Edito
21H54 - vendredi 22 mai 2026

Modi in the Emirates. India turns the Gulf into a strategic partnership. Michel Taube’s editorial

 

Modi in the Emirates. India turns the Gulf into a strategic partnership. Michel Taube’s editorial

For many years, relations between India and the Gulf monarchies were largely reduced to an equation of oil and manpower. Indian workers helped build Dubai, while the Gulf fuelled India’s industrial rise.

That chapter now belongs to the past.

The rapprochement between Narendra Modi and the Gulf emirs reveals a far deeper transformation. It embodies the rise of a new Indo-Muslim axis — one that is energetic, strategic, technological and commercial, yet rooted above all in pragmatism.

Abu Dhabi is no longer merely investing in infrastructure.

The Emirati sovereign wealth fund has committed nearly 100 billion dollars, a substantial portion of it through direct investment in India’s GDP, within a broad partnership tied to global supply chains. By 2032, the two nations aim to reach 100 billion dollars in annual trade and exchanges.

The Emirates are now providing India with cutting-edge military technologies, while New Delhi seeks to make them one of the central pillars of its strategic autonomy.

This acceleration is far from anecdotal. It reflects a new reality: India is no longer simply a vast market. It is becoming a power with which the Gulf seeks to build.

Clearly, India now stands at the heart of a new geopolitical architecture. The Gulf powers no longer merely seek Indian labour and stability; they now wish to shape a strategic future alongside it.

And why? Because the Gulf, fully aware that the age of oil will not last forever, is searching for a reliable partner capable of guaranteeing food security, advancing technological transformation, and even enabling the storage of up to 30 million barrels of oil on Indian soil.

From a European perspective, this shift still goes largely unnoticed.
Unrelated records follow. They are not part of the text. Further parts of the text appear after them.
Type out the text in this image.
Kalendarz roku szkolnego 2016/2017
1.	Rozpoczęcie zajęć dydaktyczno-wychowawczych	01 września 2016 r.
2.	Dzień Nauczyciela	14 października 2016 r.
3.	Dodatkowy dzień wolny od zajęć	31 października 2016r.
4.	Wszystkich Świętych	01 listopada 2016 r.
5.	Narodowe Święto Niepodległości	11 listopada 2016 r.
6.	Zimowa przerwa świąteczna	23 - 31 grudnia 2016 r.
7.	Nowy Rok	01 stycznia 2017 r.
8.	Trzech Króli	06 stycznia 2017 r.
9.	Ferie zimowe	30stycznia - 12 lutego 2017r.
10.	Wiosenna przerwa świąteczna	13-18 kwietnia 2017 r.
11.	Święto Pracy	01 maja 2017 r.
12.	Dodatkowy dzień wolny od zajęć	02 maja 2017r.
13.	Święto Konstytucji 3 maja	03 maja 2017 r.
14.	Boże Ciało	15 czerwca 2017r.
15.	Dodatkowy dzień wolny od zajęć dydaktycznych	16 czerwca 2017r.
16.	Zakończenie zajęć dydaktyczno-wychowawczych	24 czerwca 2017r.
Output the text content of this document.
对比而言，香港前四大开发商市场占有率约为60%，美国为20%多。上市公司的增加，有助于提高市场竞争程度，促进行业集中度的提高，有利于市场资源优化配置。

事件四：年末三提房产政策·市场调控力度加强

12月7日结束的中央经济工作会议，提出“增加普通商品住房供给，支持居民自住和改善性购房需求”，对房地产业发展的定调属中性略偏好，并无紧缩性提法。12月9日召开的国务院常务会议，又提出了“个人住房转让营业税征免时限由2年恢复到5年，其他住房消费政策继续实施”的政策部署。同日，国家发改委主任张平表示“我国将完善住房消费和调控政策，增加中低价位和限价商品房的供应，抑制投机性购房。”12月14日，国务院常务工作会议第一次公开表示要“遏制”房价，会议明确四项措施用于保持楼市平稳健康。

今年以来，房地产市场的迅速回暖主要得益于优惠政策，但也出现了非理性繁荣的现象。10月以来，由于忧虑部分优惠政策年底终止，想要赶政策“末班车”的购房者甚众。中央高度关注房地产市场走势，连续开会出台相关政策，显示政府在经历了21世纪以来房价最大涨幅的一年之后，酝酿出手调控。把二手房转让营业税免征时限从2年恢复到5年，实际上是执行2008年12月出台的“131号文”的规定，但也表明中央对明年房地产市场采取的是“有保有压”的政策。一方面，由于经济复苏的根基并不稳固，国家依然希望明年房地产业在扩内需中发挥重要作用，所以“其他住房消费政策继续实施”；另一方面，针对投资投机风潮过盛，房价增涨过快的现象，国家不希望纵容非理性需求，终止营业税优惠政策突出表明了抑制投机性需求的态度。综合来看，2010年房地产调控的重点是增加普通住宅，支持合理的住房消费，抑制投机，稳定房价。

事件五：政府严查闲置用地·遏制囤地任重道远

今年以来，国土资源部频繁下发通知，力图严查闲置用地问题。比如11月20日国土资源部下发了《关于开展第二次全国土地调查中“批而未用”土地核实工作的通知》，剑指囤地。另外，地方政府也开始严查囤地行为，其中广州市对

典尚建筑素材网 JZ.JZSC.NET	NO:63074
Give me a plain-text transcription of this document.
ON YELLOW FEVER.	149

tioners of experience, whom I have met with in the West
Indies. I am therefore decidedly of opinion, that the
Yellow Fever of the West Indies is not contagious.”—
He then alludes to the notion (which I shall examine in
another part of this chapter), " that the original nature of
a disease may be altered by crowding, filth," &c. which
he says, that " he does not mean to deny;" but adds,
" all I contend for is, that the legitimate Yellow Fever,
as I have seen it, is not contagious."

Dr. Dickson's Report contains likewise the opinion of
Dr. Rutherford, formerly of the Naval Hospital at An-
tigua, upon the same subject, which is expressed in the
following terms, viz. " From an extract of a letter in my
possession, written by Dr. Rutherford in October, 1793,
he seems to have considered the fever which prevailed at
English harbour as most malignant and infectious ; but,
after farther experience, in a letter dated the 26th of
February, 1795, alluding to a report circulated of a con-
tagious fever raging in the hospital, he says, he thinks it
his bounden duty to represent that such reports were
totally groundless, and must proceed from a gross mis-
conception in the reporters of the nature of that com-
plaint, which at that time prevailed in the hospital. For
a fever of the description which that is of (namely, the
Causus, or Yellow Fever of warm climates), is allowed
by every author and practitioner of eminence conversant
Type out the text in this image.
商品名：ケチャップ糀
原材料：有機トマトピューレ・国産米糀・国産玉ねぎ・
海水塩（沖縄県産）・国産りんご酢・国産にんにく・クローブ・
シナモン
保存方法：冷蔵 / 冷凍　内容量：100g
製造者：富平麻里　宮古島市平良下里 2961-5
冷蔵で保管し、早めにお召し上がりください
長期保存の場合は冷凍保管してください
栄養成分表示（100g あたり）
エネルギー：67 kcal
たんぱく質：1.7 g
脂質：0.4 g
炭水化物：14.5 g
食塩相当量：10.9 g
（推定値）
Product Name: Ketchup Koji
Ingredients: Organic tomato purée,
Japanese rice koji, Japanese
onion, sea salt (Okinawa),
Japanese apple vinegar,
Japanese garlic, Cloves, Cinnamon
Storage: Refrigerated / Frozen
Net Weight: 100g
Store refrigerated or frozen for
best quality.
Yet it may well prove to be one of the defining geopolitical transformations of the coming decade — one that will profoundly reshape balances of power, maritime security routes and even global energy governance.

The Gulf increasingly turns toward India

For decades, the Gulf monarchies looked primarily toward Washington, London or Beijing. Today, they increasingly understand that a large part of the future is being forged in Asia.

Narendra Modi grasped this opportunity early on. Since 2015, he has multiplied state visits across the region and cultivated a close personal relationship with Emirati President Mohammed bin Zayed Al Nahyan.

Artificial intelligence, port infrastructure and infrastructure projects, space, cybersecurity, and increasingly intensive supercomputers — everything is now part of it. But India’s muscular diplomacy is also becoming military. New Delhi and Abu Dhabi have signed an ambitious strategic defence partnership framework.

In this context, India seeks above all to secure its trade routes and protect its interests without becoming entangled in the direct confrontations of the great powers. A subtle diplomatic balancing act… yet one that will become increasingly difficult to maintain, on the one hand because India remains heavily dependent on energy imports from the Gulf, and on the other because the Emirates continue to be closely tied to the regional balances surrounding the Moyan-Orion tensions.

Beyond the major contracts and strategic announcements, another question often remains unspoken: the millions of Indian workers living in the Gulf. They constitute the true human backbone of this relationship. Their financial transfers to India amount to billions of dollars each year. Yet their social conditions, rights and vulnerabilities sometimes remain sensitive issues.

Modi’s India is therefore pursuing a delicate equation: defending its strategic interests without appearing dependent; developing its partnerships without renouncing its diplomatic autonomy.

Narendra Modi’s visit to the Emirates ultimately sketches the contours of a new geography of the world, a new geopolitical map upon which the India-Gulf axis could become one of the most powerful forces of the twenty-first century.